In the textbook description of the Daphnia life cycle, sexually produced offspring hatch from resting stages in the spring. These offspring then reproduce asexually across the season and finally terminate the planktonic phase by producing resting stages that endure the harsh winter conditions. However, studies in different habitats have revealed that this is the yearly life-cycle in temperate waterbodies common to Central Europe, where this model system was first developed. Depending on the species and habitat, any ecological aspect of this life-cycle may differ (Fig. 4) [5, 6]. For example, Daphnia may continue in the planktonic form throughout the winter or may persist in short-lived desert rain pools or tiny rock pools. Populations may only be active in winter (rainy season), produce no resting stages or produce resting stages asexually. The commonality among all Daphnia is that asexually reproducing animals are found in habitats, where water temperatures are at least for part of the planktonic season between about 10–30 °C and that they are able to outlive harsh conditions, such as temporary dryness, freezing and periods of low survival probability (e.g., predation, parasitism, toxic water conditions, such as anoxia) in the form of resting stages. Resting stages can survive many years in pond sediment (and laboratory fridges), as they tolerate drying and freezing.

Field collections and laboratory culture

Daphnia can be collected from their natural habitats as either planktonic animals or in the form of their resting stages, which are often found in the sediments. Planktonic females can be cloned naturally, enabling researchers to produce unlimited numbers of clonal offspring and keep genetic lines for many generations under laboratory conditions. Clonal lines are kept in either natural fresh water, commercial mineral water or artificial medium (e.g., [7]) and are mostly fed unicellular green algae. On a commercial scale Daphnia are even farmed as fish food. Fifteen to 22 degrees is a good water temperature for asexual propagation for most species. Resting stages collected from pond and lake sediments or isolated from sliced and dated sediment cores can be hatched by exposure to oxygen-rich water under daylight and in ambient temperatures. Hatching success is, however, often low, especially for old resting stages, for reasons that we do not yet fully understand, although genetic effects (deleterious mutations) certainly play a role [8]. The oldest hatched resting stages was about 700 years old [9]. Each hatchling of sexually produced resting eggs is genetically unique and will start to reproduce clonally. Two hatchlings from one resting stage may be half or full-sibs [10].

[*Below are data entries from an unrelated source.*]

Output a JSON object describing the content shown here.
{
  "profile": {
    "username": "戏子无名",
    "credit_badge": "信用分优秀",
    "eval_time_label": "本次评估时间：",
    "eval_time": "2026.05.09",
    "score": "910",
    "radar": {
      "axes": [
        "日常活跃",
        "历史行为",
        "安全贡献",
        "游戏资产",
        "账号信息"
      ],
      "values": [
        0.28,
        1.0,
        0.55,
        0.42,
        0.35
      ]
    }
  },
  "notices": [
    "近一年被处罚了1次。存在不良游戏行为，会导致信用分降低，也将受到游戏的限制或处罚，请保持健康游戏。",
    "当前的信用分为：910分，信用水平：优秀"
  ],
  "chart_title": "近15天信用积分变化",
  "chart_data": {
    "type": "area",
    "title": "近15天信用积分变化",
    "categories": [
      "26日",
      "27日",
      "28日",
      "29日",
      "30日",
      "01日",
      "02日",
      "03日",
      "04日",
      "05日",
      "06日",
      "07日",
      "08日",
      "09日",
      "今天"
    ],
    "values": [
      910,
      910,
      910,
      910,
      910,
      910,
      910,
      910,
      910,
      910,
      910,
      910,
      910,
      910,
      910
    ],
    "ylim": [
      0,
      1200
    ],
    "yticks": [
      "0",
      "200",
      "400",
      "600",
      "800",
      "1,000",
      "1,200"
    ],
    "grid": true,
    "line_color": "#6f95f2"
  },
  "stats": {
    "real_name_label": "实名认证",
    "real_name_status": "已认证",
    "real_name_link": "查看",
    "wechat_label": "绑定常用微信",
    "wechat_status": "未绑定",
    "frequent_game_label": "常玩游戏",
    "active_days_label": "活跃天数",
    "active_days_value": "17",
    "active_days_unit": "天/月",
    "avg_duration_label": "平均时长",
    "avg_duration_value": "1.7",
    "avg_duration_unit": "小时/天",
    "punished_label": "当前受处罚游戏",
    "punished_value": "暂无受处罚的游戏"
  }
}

Clonal reproduction allows us to produce genetically identical replicates so as to entirely control for genetic background. Sexual reproduction in the lab is more time consuming, because animals (usually small crowded populations) must first be induced to produce male offspring asexually, after which they produce haploid eggs for the males to fertilize [11]. The resulting eggs (actually developmentally arrested embryos) need an obligatory diapause of weeks to months, although methods have been developed to break diapause earlier [12]. Strong differences exist between species regarding the ease of sexual crosses in the laboratory, with D. magna currently being the most often-used species for routine crosses. It is possible to cross females with males from the same clone, resulting in genetically selfed offspring [11, 13]. This combination of sexual reproduction [outcrossing and genetic selfing (mother with clonal sons)] and clonal propagation allows researchers to conduct powerful genetic studies and create genetic panels that can be kept by clonal reproduction for many years [13, 14].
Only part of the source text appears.